Jean-Marc 13/04/2009 16:11

il faudrait que vous disiez a vos parlementaires qu'il serait souhaitable qu'ils aillent a leurs frais dans les commerces moyens" pour faire vivre l'economie" qu'ils soient citoyens , apres tout c'est nous qui les payons la vie est de plus en plus dure je gagne 2200 euros en moyenne je ne suis donc pas à plaindre , heureusement je n'ai besoin de ne faire aucune course sinon je ne m'en sortirai pas et déjà c'est limite ! trop d'imposition franchement c'est foutu !il n'y a plus d'espoir!il faut que vos parlementaires travaillent plus et plus vite ! sans majoration de salaire.

Gaetan 09/04/2009 19:14

Le coup du vote de la loi Hadopi, une pantalonnade. Cela va couter combien cette histoire de revoter ?Vous ne croyez pas qu'ici en bas, on a pas autre chose à faire ?Bataille de bac à sable dans une école maternelle. Grotesque et dérisoire à l'échelle de la représentation nationale.On se croirait en Iltalie.

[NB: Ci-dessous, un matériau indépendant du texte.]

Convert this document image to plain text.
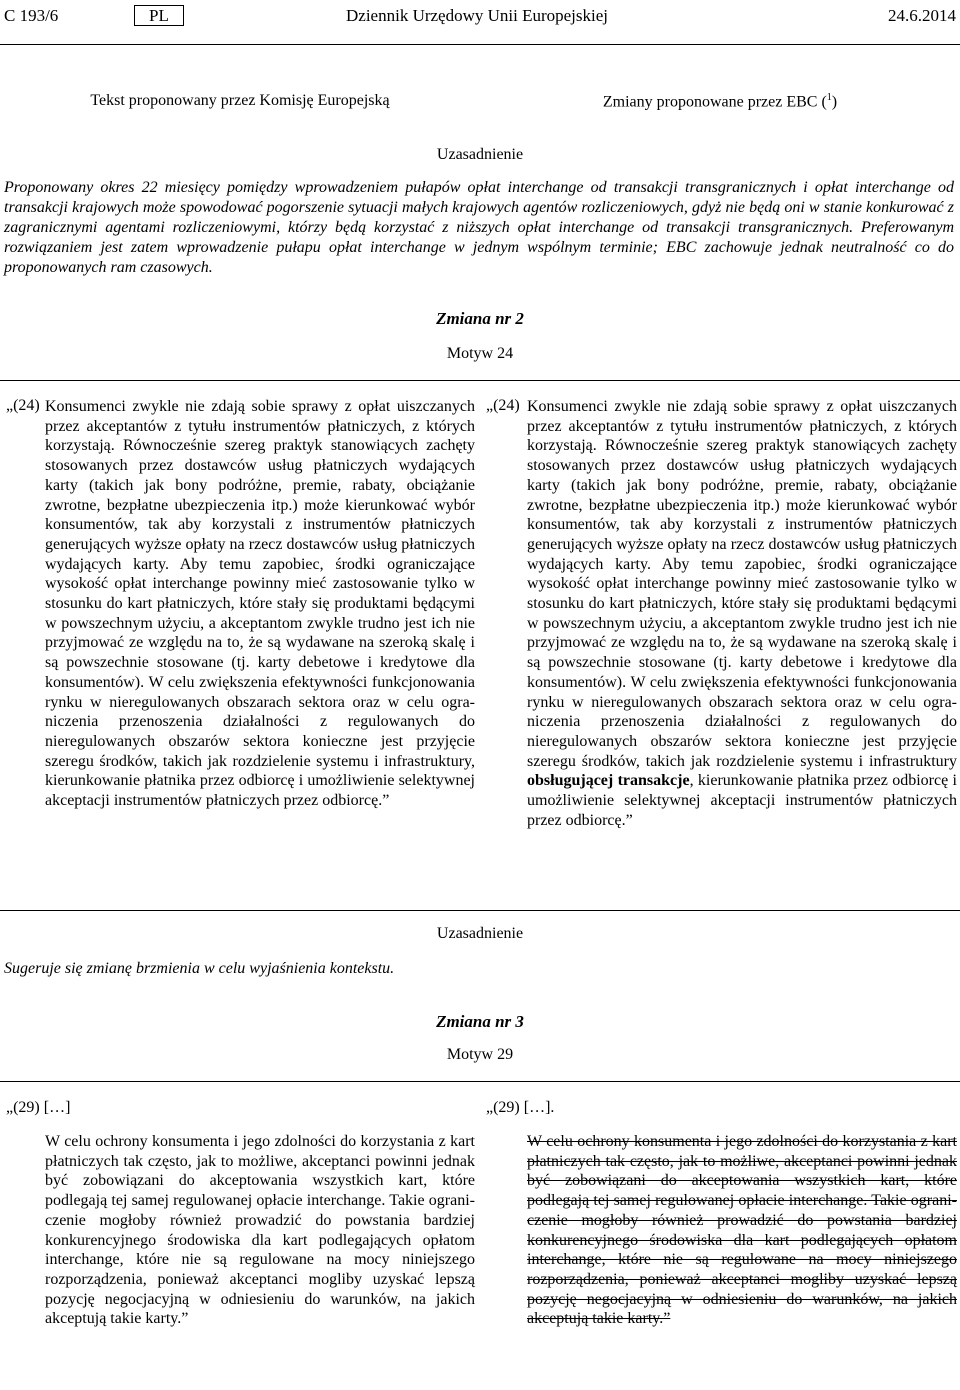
C 193/6	PL	Dziennik Urzędowy Unii Europejskiej	24.6.2014
Tekst proponowany przez Komisję Europejską	Zmiany proponowane przez EBC ($^1$)
Uzasadnienie
Proponowany okres 22 miesięcy pomiędzy wprowadzeniem pułapów opłat interchange od transakcji transgranicznych i opłat interchange od transakcji krajowych może spowodować pogorszenie sytuacji małych krajowych agentów rozliczeniowych, gdyż nie będą oni w stanie konkurować z zagranicznymi agentami rozliczeniowymi, którzy będą korzystać z niższych opłat interchange od transakcji transgranicznych. Preferowanym rozwiązaniem jest zatem wprowadzenie pułapu opłat interchange w jednym wspólnym terminie; EBC zachowuje jednak neutralność co do proponowanych ram czasowych.
Zmiana nr 2
Motyw 24
„(24) Konsumenci zwykle nie zdają sobie sprawy z opłat uiszczanych przez akceptantów z tytułu instrumentów płatniczych, z których korzystają. Równocześnie szereg praktyk stanowiących zachęty stosowanych przez dostawców usług płatniczych wydających karty (takich jak bony podróżne, premie, rabaty, obciążanie zwrotne, bezpłatne ubezpieczenia itp.) może kierunkować wybór konsumentów, tak aby korzystali z instrumentów płatniczych generujących wyższe opłaty na rzecz dostawców usług płatniczych wydających karty. Aby temu zapobiec, środki ograniczające wysokość opłat interchange powinny mieć zastosowanie tylko w stosunku do kart płatniczych, które stały się produktami będącymi w powszechnym użyciu, a akceptantom zwykle trudno jest ich nie przyjmować ze względu na to, że są wydawane na szeroką skalę i są powszechnie stosowane (tj. karty debetowe i kredytowe dla konsumentów). W celu zwiększenia efektywności funkcjonowania rynku w nieregulowanych obszarach sektora oraz w celu ograniczenia przenoszenia działalności z regulowanych do nieregulowanych obszarów sektora konieczne jest przyjęcie szeregu środków, takich jak rozdzielenie systemu i infrastruktury, kierunkowanie płatnika przez odbiorcę i umożliwienie selektywnej akceptacji instrumentów płatniczych przez odbiorcę.”
„(24) Konsumenci zwykle nie zdają sobie sprawy z opłat uiszczanych przez akceptantów z tytułu instrumentów płatniczych, z których korzystają. Równocześnie szereg praktyk stanowiących zachęty stosowanych przez dostawców usług płatniczych wydających karty (takich jak bony podróżne, premie, rabaty, obciążanie zwrotne, bezpłatne ubezpieczenia itp.) może kierunkować wybór konsumentów, tak aby korzystali z instrumentów płatniczych generujących wyższe opłaty na rzecz dostawców usług płatniczych wydających karty. Aby temu zapobiec, środki ograniczające wysokość opłat interchange powinny mieć zastosowanie tylko w stosunku do kart płatniczych, które stały się produktami będącymi w powszechnym użyciu, a akceptantom zwykle trudno jest ich nie przyjmować ze względu na to, że są wydawane na szeroką skalę i są powszechnie stosowane (tj. karty debetowe i kredytowe dla konsumentów). W celu zwiększenia efektywności funkcjonowania rynku w nieregulowanych obszarach sektora oraz w celu ograniczenia przenoszenia działalności z regulowanych do nieregulowanych obszarów sektora konieczne jest przyjęcie szeregu środków, takich jak rozdzielenie systemu i infrastruktury obsługującej transakcje, kierunkowanie płatnika przez odbiorcę i umożliwienie selektywnej akceptacji instrumentów płatniczych przez odbiorcę.”
Uzasadnienie
Sugeruje się zmianę brzmienia w celu wyjaśnienia kontekstu.
Zmiana nr 3
Motyw 29
„(29) […]
W celu ochrony konsumenta i jego zdolności do korzystania z kart płatniczych tak często, jak to możliwe, akceptanci powinni jednak być zobowiązani do akceptowania wszystkich kart, które podlegają tej samej regulowanej opłacie interchange. Takie ograniczenie mogłoby również prowadzić do powstania bardziej konkurencyjnego środowiska dla kart podlegających opłatom interchange, które nie są regulowane na mocy niniejszego rozporządzenia, ponieważ akceptanci mogliby uzyskać lepszą pozycję negocjacyjną w odniesieniu do warunków, na jakich akceptują takie karty.”
„(29) […].
W celu ochrony konsumenta i jego zdolności do korzystania z kart płatniczych tak często, jak to możliwe, akceptanci powinni jednak być zobowiązani do akceptowania wszystkich kart, które podlegają tej samej regulowanej opłacie interchange. Takie ograniczenie mogłoby również prowadzić do powstania bardziej konkurencyjnego środowiska dla kart podlegających opłatom interchange, które nie są regulowane na mocy niniejszego rozporządzenia, ponieważ akceptanci mogliby uzyskać lepszą pozycję negocjacyjną w odniesieniu do warunków, na jakich akceptują takie karty.”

valentin10 09/04/2009 13:37

C’est un vrai plaisir que de l'actualité de ce blog et de notre Premier Ministre monsieur François Fillon, à très bientôt !

valentin10 09/04/2009 13:36

Salut je passe sur votre blog et je trouve qu'il y a plein de bonnes choses dessus !! Continuez comme ça surtout !
Faites tous un tour sur mon blog principal : valentin10.blogspot.com
Vous êtes tous les bienvenus quand vous le voulez ;-)

Caroline Morard 08/04/2009 20:27



Il me semble essentiel d’observer que dans ce discours, empreint de discernement, formidablement moralisateur et fédérateur, 2 des mots les plus fréquemment employés sont « démagogie » et « légalité républicaine ».
Ce simple constat suffit à figurer la dérive actuelle de notre société.La décadence de nos valeurs premières est flagrante et attise la montée d’une violence de masse insidieuse, explosive et imprévisible à travers le pays. Elle tend à  mettre en oeuvre des applications totales intolérables à notre niveau de démocratie. Certains de ces mouvements sonnent aujourd'hui comme des anachronismes, des survivances d’une époque politique révolue que nous ne pouvons plus tolérer dans notre marche vers le progrès.Contester est un droit établi, mais l’anarchie n’est dans l’intérêt de personne. Il faut lui opposer l’affirmation de nos valeurs, nos règles de droit, la démonstration de notre unité nationale. Lorsque le pays entier est victime d'une crise mondiale aussi ravageuse, deux mots doivent s'imposer : unité et responsabilité.
Chaque jour, l’opposition, les fauteurs de troubles, les émeutiers, les grévistes tentent de briser ce contrat moral entre le peuple et l'Etat. Cette radicalisation ambiante monopolise les réseaux d’information mais jamais un seul mot des 95% de la population qui respectent naturellement l’ordre public. N’oublions pas que l’Etat incarne avant tout ces majorités silencieuses, respectueuses des fondements républicains et tournées vers la France de demain.Une somme de communautés ne fait pas une nation et l’apologie fanatique des conservatismes ne fait pas un projet pour la France.